Mianah memeriksa beras milik Sriatun, mengendusnya dan menggigit sebulir dengan gigi geraham. Keanggunan Mianah seketika sirna. Jika tidak berdandan seperti ibu-ibu borjuis, orang-orang pasti tahu Mianah salah satu pedagang pasar.
“Nggak ada kutunya dan nggak bau, Yu. Kalau dimasak, nasinya pulen. Soalnya, aku nggak sembarangan kulak beras. Berasku ini nomor satu-”
“Satu kilo saja, Sri,” potong Mianah.
Bibir Sriatun membusur ke bawah. Ekspektasinya menguar begitu mendengar permintaannya. Namun, jangan panggil dirinya Sriatun Si licin lidah kalau tidak bisa membuat Mianah memborong dagangannya.
“Gelangmu bagus ya, Yu. Pasti mahal harganya. Dari jauh kelihatan kalau matanya itu intan. Ih, aku juga pengin punya,” Sriatun mulai melancarkan rayuan. “Boleh aku lihat.”
Kedua ujung bibir Mianah melengkung naik bersamaan dengan melentikkan jarinya ke hadapan Sriatun.
“Mana mau aku pakai barang murah,” Mianah masih meneruskan kesombongannya dan Sriatun mencoba menekan rasa jengah yang mulai terbentuk.
Ini semua demi urusan perut, Sriatun mengingatkan benaknya supaya tidak memerintahkan mulutnya berkata macam-macam.

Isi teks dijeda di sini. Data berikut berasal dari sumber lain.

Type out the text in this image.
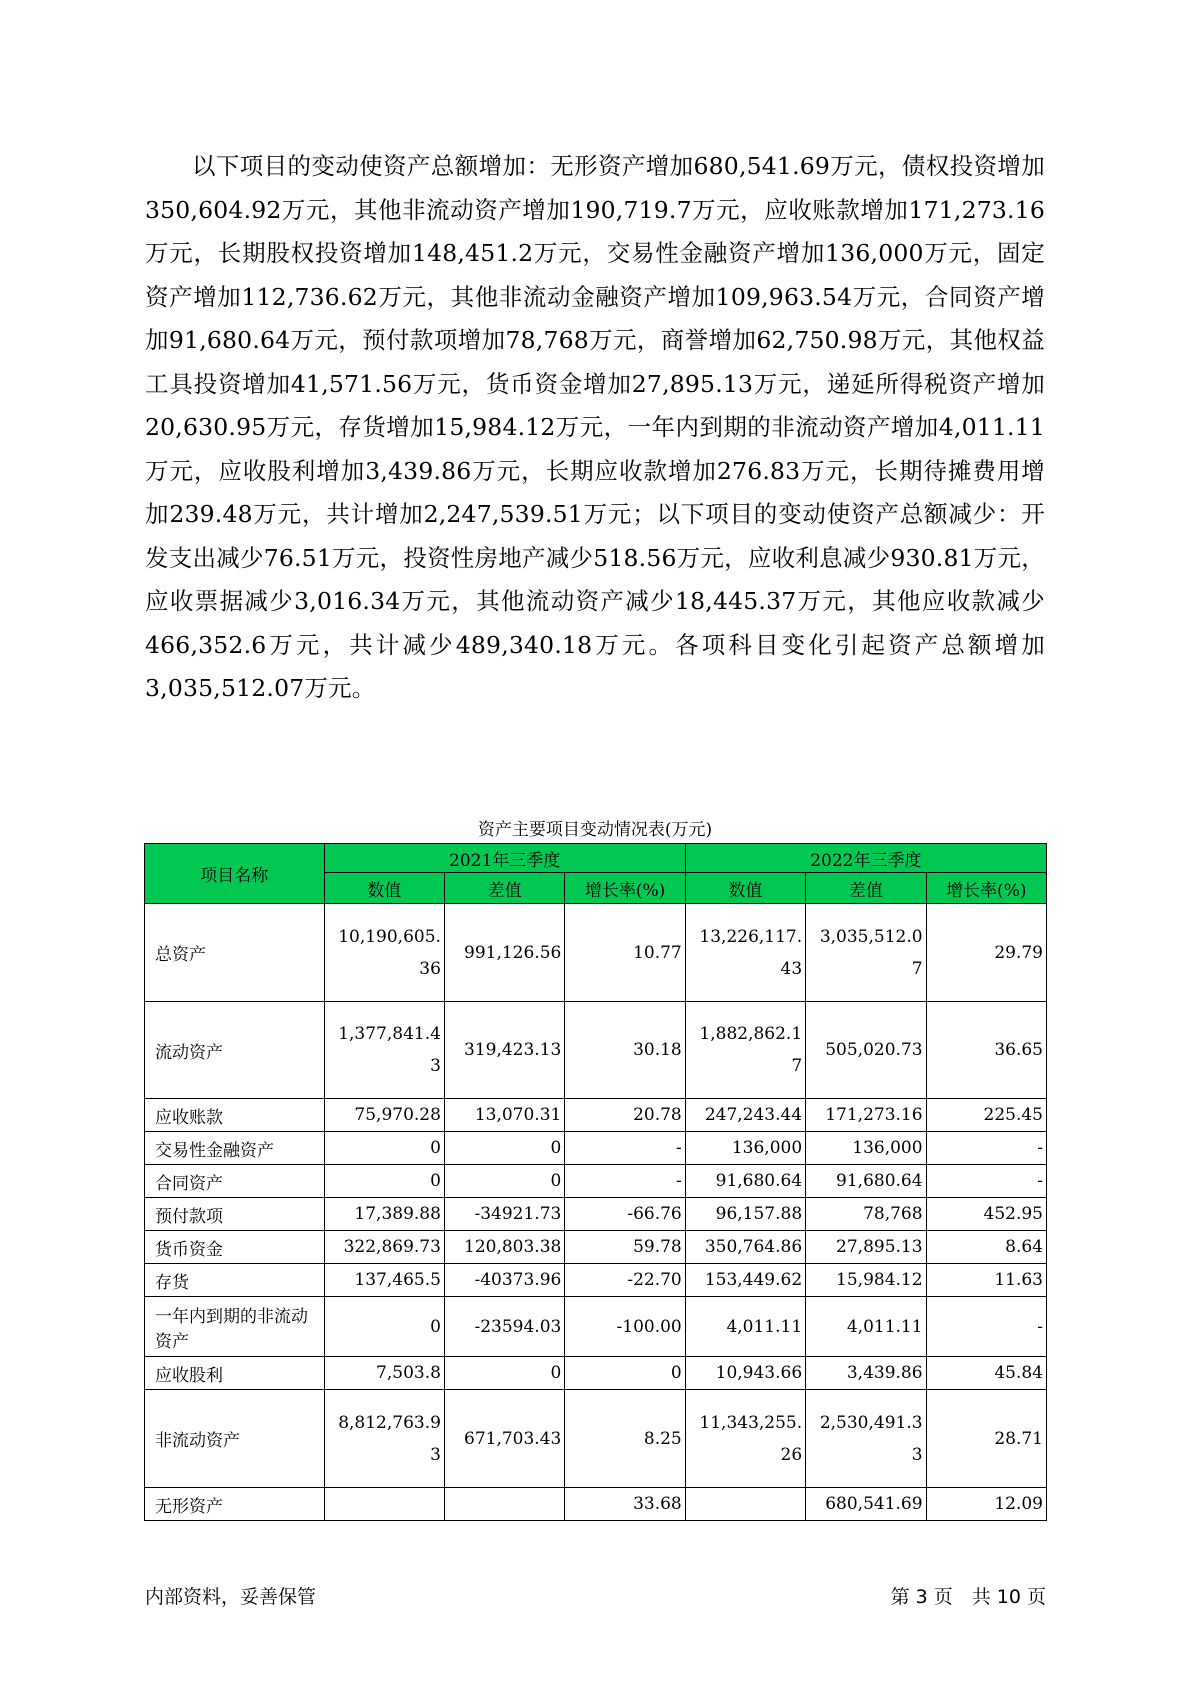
以下项目的变动使资产总额增加：无形资产增加680,541.69万元，债权投资增加350,604.92万元，其他非流动资产增加190,719.7万元，应收账款增加171,273.16万元，长期股权投资增加148,451.2万元，交易性金融资产增加136,000万元，固定资产增加112,736.62万元，其他非流动金融资产增加109,963.54万元，合同资产增加91,680.64万元，预付款项增加78,768万元，商誉增加62,750.98万元，其他权益工具投资增加41,571.56万元，货币资金增加27,895.13万元，递延所得税资产增加20,630.95万元，存货增加15,984.12万元，一年内到期的非流动资产增加4,011.11万元，应收股利增加3,439.86万元，长期应收款增加276.83万元，长期待摊费用增加239.48万元，共计增加2,247,539.51万元；以下项目的变动使资产总额减少：开发支出减少76.51万元，投资性房地产减少518.56万元，应收利息减少930.81万元，应收票据减少3,016.34万元，其他流动资产减少18,445.37万元，其他应收款减少466,352.6万元，共计减少489,340.18万元。各项科目变化引起资产总额增加3,035,512.07万元。

资产主要项目变动情况表(万元)
项目名称	2021年三季度			2022年三季度		
	数值	差值	增长率(%)	数值	差值	增长率(%)
总资产	10,190,605.36	991,126.56	10.77	13,226,117.43	3,035,512.07	29.79
流动资产	1,377,841.43	319,423.13	30.18	1,882,862.17	505,020.73	36.65
应收账款	75,970.28	13,070.31	20.78	247,243.44	171,273.16	225.45
交易性金融资产	0	0	-	136,000	136,000	-
合同资产	0	0	-	91,680.64	91,680.64	-
预付款项	17,389.88	-34921.73	-66.76	96,157.88	78,768	452.95
货币资金	322,869.73	120,803.38	59.78	350,764.86	27,895.13	8.64
存货	137,465.5	-40373.96	-22.70	153,449.62	15,984.12	11.63
一年内到期的非流动资产	0	-23594.03	-100.00	4,011.11	4,011.11	-
应收股利	7,503.8	0	0	10,943.66	3,439.86	45.84
非流动资产	8,812,763.93	671,703.43	8.25	11,343,255.26	2,530,491.33	28.71
无形资产			33.68		680,541.69	12.09
内部资料，妥善保管	第 3 页　共 10 页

“Sudah cantik, bajunya bagus, emas-emasannya juga pantas. Memang, ya, Yu Mi ini cocok kalau punya mantu dan besan bule. Pasti menyenangkan punya mertua baik dan cantik seperti Yu Mi ini. Ah, aku jadi iri,” Sriatun pura-pura mencebik kemudian menghela napas panjang sambil menerawang jauh, sebelum mengembalikan pandangannya ke Mianah. “Kasih tahu caranya, Yu, supaya bisa kayak kamu.”